La bonne tenue de la demande domestique dans les pays avancés devrait compenser le ralentissement de la Chine et la contraction du commerce mondial à court terme; mais le PIB mondial et le commerce mondial vont converger vers un rythme de croissance ralenti à moyen terme.

En dépit du développement rapide des économies émergentes au cours de 15 dernières années, l’économie mondiale reste en définitive beaucoup plus dépendante de la consommation des pays avancés que de celle des pays émergents. Le « consommateur en dernier ressort » demeure le consommateur américain et dans une moindre mesure le « consommateur européen ». C’est une bonne nouvelle à court terme en raison des puissants effets redistributifs dont vont bénéficier les consommateurs des pays avancés avec la chute des prix des matières premières. En 2015-2016, la demande domestique dans les pays avancés devrait compenser le repli du commerce mondial et celui de la Chine.

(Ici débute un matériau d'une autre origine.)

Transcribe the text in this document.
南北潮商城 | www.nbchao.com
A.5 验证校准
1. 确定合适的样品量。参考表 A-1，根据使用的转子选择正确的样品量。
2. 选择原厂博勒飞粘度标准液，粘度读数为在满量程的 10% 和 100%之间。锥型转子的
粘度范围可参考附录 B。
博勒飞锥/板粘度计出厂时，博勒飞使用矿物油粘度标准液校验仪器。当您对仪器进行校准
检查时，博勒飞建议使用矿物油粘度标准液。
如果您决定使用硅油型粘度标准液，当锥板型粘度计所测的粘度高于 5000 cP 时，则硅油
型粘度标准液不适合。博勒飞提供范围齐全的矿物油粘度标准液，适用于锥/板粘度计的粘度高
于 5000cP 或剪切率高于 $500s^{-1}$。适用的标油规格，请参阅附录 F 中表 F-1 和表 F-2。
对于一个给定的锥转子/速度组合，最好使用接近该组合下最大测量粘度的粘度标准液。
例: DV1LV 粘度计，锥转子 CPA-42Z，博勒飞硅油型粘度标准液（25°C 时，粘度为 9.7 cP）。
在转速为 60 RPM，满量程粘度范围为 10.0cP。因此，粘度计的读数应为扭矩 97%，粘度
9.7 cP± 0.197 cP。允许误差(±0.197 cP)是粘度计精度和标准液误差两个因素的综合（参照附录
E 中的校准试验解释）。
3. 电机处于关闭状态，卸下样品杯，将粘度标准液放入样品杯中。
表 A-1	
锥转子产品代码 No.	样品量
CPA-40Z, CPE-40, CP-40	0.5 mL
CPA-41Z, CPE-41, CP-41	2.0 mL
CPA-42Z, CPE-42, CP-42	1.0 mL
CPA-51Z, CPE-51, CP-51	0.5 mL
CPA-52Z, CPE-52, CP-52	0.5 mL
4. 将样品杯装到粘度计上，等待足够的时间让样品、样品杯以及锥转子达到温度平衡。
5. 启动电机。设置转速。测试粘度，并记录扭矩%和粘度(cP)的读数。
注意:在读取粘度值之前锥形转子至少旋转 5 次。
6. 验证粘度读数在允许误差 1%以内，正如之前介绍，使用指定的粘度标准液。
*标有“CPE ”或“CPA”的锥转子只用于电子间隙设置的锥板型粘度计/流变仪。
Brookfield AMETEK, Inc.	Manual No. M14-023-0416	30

En revanche, à moyen terme, le rythme d’expansion du commerce mondial va se caler sur celui de la production potentielle, à un niveau beaucoup plus faible que par le passé. La plupart des pays voient en effet leur potentiel de croissance diminuer en raison du très net ralentissement de la productivité globale des facteurs et du vieillissement de la population (moindre croissance voire baisse de la population active). Aux États-Unis, on estime que la croissance potentielle est de l’ordre de 2 % (vs 3 % avant crise). Dans la zone euro, il est à peine supérieur à 1 % (vs 2 % avant crise). Mais c’est sans doute dans les pays émergents que le ralentissement sera le plus spectaculaire (car ils partent de plus haut). Ceci plaide pour une lente convergence de la croissance mondiale (du PIB et du commerce) vers un niveau probablement inférieur en moyenne à 3 %.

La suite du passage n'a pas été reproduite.